Life Features
Savings tips offer new career for two jobless Germans
By Karin Ridegh-Hamburg Oct 6, 2011, 3:06 GMT
Berlin - Kurt Meier, 57, and Uwe Glinka, 56, have been inundated with post since they turned bargain shopping and cooking from a necessity into a profession.
After publishing their guide for living on the cheap, the two men from the small town of Luneburg in western Germany have made about 30 television appearances. Their sixth guidebook, called Spar dir das Fleisch (Save Yourself the Meat), has just gone on sale in Germany.
The pair has sold more than 100,000 copies of their guidebooks, which are aimed at people who want to cut back on shopping expenses. 'There's a growing number of people who cannot cover all their costs with the income they have. That no longer only includes people on welfare,' says Meier.
Meier and Glinka are a communication technician and car salesman, respectively, by profession. After losing their jobs, they were not prepared to live the lives of struggling social welfare recipients.
They met at a job centre training course and made a virtue out of a necessity. Their aim was to show that it was possible to cook well on the small amount of welfare they received every month.
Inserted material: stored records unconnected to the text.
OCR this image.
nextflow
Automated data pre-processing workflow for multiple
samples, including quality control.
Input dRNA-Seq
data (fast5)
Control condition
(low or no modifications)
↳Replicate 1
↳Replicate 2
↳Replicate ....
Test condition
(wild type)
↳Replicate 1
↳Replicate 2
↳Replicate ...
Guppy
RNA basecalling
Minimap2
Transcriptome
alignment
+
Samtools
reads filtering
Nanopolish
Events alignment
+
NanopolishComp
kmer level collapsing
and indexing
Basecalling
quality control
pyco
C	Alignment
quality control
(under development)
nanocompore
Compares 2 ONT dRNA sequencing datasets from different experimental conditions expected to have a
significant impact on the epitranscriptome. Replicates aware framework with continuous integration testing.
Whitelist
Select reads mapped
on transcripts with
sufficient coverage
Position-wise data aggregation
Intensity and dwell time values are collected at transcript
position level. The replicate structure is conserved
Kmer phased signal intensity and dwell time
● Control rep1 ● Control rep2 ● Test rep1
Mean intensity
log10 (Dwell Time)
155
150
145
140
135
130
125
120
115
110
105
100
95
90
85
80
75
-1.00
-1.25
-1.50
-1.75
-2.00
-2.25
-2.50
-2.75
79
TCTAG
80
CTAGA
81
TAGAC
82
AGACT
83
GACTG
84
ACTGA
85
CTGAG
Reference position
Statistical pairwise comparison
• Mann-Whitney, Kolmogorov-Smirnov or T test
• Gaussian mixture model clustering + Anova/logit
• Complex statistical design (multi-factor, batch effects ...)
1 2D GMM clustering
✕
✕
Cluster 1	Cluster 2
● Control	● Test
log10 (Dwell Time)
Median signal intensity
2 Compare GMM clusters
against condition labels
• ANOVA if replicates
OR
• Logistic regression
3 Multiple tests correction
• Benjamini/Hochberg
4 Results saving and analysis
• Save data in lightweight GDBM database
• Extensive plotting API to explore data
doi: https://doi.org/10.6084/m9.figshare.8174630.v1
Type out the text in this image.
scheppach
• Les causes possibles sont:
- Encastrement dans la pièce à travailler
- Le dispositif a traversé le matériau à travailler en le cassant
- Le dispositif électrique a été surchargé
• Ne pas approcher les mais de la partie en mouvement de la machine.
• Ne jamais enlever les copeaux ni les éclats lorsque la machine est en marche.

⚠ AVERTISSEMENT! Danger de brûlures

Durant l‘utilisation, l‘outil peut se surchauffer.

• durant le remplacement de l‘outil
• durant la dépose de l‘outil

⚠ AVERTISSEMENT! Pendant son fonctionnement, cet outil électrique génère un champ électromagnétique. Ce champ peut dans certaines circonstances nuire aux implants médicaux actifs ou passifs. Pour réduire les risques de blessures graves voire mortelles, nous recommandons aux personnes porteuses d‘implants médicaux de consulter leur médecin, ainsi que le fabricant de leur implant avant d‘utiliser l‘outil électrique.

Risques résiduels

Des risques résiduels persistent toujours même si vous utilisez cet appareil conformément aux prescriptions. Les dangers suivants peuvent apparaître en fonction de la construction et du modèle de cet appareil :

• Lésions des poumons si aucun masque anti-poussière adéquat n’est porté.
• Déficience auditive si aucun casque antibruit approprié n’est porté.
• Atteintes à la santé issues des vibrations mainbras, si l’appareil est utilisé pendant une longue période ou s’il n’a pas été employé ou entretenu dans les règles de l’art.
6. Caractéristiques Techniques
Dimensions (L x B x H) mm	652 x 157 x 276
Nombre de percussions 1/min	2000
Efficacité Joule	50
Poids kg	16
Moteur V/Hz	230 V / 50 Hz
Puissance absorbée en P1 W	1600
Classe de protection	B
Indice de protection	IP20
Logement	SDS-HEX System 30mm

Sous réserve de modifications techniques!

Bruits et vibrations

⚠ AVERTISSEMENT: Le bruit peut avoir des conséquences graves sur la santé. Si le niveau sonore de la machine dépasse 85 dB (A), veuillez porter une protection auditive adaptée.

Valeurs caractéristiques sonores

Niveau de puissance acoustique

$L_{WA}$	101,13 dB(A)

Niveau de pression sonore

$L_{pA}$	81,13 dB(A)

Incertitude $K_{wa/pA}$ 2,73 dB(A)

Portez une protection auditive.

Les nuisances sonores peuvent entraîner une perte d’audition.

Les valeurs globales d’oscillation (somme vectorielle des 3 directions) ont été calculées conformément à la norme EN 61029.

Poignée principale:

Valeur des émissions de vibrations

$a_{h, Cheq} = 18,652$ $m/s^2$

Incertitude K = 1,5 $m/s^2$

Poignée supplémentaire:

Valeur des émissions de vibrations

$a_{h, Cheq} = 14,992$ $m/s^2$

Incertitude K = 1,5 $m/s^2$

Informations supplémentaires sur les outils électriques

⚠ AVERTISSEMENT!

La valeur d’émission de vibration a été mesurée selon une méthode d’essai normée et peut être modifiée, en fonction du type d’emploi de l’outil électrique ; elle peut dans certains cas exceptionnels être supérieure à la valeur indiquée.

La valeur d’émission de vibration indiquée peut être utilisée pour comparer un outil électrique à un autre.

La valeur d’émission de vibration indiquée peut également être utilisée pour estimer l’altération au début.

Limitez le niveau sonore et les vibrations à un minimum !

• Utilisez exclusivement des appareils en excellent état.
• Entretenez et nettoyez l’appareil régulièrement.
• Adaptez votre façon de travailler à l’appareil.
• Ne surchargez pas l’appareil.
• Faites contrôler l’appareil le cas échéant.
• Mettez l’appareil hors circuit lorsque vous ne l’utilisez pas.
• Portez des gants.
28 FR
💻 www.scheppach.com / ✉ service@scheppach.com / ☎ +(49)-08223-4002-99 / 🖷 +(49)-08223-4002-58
Meier and Glinka collected recipes for cheap meals in their first brochure. They spent months visiting Germany's biggest discount chain stores, noting the prices of the ingredients they needed.
'The unique thing about our cookbooks is that the reader always knows what a menu is going to cost,' says Glinka.
Their breakthrough came when they were invited to appear on one of Germany's biggest talk shows, Stern TV. 'We didn't have any money at the time to print the brochure so we published it on Stern TV's homepage,' says Meier.
The guide with 30 recipes for nutritionally balanced meals was downloaded 1.5 million times. That success spurred the authors on and they borrowed the money to print the guide.
The two have expanded their research efforts to cover other areas of daily life. They recently published a guide to shopping cheaply for pharmaceutical products, and are planning a book of advice on how to save money in the home.